According to FBI and DOJ sources in contact with The Washington Times, “PADAG” refers to Matthew Axelrod, who “quit the Justice Department on Jan. 30, 2017, the same day President Trump fired his boss, Deputy Attorney General Sally Q. Yates, for refusing to defend his travel ban executive order,” the paper reveals.

As former Justice Department official Hans von Spakovsky explains, the chances Axelrod acted on his own are virtually nil. “There is no way I would have ever called the FBI on my own unless I raised concerns with my boss or my boss told me to do so,” he stated.

In short, McCabe, by accident or design, has revealed the effort to stonewall the Clinton investigation — and in turn, influence the 2016 election — goes further up the bureaucratic food chain. How much further?

Without an indictment and/or a grand jury investigation, we may never know.

“Washington continues to operate on a type of ‘Animal Farm’ culture where everyone is equal but some are more equal than others,” asserts George Washington University law professor Jonathan Turley. “There remains a sharp disconnect in how high-ranking officials are treated as opposed to others in our system.”

And not just McCabe. “Comey was tasked with finding leaks and then became a leaker himself,” Turley adds.

Donald Trump was elected president for a host of reasons. One of them was the electorate’s increasing realization that a double standard of justice has become the norm, not the exception, especially in Washington, DC. Moreover, that contemptible status quo has been nurtured by the likes of McCabe, Comey and very likely several other Obama administration mandarins, who not only believe they are immune from the consequences of their actions but are justified in engendering what is likely to be the worst scandal in our nation’s history — in service to “A Higher Loyalty,” as the title of James Comey’s self-aggrandizing tome puts it.

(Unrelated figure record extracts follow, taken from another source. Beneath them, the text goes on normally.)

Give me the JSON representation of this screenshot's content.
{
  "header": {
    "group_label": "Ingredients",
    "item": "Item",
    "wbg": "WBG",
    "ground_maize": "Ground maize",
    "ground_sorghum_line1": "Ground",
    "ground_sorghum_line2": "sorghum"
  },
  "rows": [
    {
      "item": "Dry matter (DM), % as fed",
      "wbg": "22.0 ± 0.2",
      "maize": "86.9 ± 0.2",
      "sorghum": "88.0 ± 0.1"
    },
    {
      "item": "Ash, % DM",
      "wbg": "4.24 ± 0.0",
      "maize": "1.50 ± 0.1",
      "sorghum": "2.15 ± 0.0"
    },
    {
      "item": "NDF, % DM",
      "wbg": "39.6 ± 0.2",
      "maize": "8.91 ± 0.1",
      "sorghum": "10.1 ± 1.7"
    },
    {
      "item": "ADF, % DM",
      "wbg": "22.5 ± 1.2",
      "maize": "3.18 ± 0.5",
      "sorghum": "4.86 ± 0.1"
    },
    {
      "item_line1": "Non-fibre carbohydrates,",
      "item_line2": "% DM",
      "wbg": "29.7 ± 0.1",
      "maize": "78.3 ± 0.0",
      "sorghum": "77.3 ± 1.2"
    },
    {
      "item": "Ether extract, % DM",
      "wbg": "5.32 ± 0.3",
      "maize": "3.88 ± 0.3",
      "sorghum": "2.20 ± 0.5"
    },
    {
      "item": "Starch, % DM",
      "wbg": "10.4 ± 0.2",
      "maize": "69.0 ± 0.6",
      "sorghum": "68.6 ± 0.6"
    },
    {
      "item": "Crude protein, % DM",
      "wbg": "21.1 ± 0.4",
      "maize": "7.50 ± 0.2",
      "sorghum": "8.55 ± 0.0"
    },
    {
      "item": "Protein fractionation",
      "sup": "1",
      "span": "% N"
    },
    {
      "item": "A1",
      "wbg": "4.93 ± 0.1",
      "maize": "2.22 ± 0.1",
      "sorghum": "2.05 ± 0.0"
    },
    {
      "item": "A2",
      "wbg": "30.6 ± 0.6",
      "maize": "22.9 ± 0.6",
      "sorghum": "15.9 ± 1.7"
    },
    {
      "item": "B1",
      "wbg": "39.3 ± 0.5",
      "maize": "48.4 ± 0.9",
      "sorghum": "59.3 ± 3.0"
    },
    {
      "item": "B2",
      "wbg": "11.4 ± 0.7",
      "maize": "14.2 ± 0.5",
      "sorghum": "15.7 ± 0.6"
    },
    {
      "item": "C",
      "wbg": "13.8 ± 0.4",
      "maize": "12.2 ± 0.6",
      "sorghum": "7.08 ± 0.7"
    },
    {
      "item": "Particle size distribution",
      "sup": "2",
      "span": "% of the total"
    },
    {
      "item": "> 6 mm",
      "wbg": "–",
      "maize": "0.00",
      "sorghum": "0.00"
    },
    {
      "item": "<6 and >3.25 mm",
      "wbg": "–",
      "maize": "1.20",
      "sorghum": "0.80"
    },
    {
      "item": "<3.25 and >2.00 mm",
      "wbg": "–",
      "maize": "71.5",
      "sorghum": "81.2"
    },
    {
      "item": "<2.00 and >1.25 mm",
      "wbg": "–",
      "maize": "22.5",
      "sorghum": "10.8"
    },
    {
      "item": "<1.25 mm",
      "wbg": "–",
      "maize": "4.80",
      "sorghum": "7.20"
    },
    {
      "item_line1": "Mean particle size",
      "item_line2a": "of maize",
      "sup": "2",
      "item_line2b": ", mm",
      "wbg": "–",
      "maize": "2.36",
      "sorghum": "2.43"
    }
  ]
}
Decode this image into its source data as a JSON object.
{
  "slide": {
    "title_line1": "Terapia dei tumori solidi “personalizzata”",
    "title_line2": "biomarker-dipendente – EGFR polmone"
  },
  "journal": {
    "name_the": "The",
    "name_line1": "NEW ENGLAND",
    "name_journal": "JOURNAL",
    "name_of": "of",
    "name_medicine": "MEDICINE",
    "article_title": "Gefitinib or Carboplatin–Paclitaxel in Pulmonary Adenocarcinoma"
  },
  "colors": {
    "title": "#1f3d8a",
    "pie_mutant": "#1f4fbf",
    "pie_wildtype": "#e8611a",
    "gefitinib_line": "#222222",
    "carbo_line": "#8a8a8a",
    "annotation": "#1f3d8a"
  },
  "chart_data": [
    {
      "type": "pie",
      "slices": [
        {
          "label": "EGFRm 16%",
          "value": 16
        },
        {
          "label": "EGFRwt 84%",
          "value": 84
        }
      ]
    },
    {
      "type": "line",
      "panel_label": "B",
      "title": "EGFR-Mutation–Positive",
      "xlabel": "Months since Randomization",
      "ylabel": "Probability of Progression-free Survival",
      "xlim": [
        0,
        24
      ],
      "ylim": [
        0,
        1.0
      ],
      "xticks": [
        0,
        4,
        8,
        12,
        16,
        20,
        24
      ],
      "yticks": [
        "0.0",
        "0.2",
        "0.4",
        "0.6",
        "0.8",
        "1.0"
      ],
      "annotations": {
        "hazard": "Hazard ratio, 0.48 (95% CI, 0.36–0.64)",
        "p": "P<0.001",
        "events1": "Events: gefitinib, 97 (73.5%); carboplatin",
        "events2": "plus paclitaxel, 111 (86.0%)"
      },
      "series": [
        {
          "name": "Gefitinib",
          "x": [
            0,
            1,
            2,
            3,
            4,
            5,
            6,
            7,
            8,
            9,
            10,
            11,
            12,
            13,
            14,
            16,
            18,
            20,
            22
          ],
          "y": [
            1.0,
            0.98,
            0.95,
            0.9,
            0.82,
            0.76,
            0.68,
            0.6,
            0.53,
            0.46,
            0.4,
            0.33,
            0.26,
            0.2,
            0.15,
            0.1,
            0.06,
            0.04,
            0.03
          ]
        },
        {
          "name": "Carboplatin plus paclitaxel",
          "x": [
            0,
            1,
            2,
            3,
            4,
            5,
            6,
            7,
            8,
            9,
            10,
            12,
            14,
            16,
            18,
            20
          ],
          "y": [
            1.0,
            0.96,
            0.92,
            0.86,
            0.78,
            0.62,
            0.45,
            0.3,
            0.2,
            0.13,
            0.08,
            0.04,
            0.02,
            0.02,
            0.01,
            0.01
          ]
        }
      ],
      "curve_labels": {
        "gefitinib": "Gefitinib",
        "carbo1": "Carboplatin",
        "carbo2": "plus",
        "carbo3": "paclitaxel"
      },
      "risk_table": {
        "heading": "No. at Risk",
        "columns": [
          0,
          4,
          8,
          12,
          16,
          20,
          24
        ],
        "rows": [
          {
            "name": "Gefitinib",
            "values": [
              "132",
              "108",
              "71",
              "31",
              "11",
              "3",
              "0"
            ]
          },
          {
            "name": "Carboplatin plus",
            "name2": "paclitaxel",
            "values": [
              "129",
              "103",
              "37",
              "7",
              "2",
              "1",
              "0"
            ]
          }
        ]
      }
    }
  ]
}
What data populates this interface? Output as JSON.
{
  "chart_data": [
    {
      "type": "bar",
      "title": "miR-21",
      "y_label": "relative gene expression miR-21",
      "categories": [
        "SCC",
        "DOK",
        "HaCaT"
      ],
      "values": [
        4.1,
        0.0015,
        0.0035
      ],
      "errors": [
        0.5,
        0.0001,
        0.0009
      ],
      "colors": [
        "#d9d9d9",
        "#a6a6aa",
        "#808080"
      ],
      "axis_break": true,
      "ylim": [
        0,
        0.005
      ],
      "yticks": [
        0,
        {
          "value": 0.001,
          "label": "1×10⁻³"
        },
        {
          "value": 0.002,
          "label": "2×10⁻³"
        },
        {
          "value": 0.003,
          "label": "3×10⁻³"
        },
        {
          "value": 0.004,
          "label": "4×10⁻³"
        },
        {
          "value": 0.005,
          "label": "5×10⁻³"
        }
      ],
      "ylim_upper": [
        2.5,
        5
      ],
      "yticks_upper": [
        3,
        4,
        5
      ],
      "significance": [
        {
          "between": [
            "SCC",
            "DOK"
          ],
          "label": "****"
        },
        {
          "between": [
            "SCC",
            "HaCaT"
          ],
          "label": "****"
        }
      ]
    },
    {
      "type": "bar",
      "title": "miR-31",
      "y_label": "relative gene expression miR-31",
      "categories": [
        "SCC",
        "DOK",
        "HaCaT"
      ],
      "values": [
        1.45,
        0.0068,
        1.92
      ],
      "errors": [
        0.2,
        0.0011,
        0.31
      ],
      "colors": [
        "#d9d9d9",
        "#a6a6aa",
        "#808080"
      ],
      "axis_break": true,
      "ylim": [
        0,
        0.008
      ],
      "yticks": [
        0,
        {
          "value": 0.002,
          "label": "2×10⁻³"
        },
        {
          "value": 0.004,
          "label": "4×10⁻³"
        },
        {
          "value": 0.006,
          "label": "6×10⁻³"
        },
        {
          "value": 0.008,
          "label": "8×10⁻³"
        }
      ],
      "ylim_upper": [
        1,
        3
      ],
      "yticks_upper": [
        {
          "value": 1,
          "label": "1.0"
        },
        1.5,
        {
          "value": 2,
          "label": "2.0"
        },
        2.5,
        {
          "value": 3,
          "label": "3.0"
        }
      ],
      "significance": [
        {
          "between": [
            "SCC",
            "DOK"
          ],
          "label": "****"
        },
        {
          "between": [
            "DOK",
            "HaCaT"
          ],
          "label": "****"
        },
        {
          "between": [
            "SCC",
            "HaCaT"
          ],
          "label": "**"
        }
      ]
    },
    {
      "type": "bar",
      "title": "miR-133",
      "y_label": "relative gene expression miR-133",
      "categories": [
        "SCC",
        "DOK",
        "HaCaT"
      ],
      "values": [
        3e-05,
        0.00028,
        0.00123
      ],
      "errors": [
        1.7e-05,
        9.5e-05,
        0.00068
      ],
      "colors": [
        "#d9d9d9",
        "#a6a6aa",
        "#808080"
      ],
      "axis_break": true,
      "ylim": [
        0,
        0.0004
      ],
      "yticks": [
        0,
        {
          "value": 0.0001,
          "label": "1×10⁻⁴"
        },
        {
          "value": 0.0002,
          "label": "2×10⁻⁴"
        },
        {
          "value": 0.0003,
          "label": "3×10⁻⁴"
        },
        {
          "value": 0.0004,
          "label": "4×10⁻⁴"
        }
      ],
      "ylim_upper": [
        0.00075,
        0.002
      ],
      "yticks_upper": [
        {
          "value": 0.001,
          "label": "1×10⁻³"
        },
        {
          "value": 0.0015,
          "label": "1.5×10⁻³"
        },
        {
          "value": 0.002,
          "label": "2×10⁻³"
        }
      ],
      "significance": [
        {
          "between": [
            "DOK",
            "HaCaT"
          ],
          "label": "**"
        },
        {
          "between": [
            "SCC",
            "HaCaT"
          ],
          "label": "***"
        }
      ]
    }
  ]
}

A self-serving, self-perpetuating Ruling Class agenda borne of sheer hubris is more like it.

“McCabe’s testimony is the best way to learn why the FBI and Department of Justice seemingly mishandled everything related to Hillary Clinton and how the intelligence agencies routinely funneled classified material on Donald Trump to friendly news agencies,” asserts columnist Charles Lipson.

Only if McCabe is indicted. If not? America as a nation beholden to the Rule of Law will cease to exist.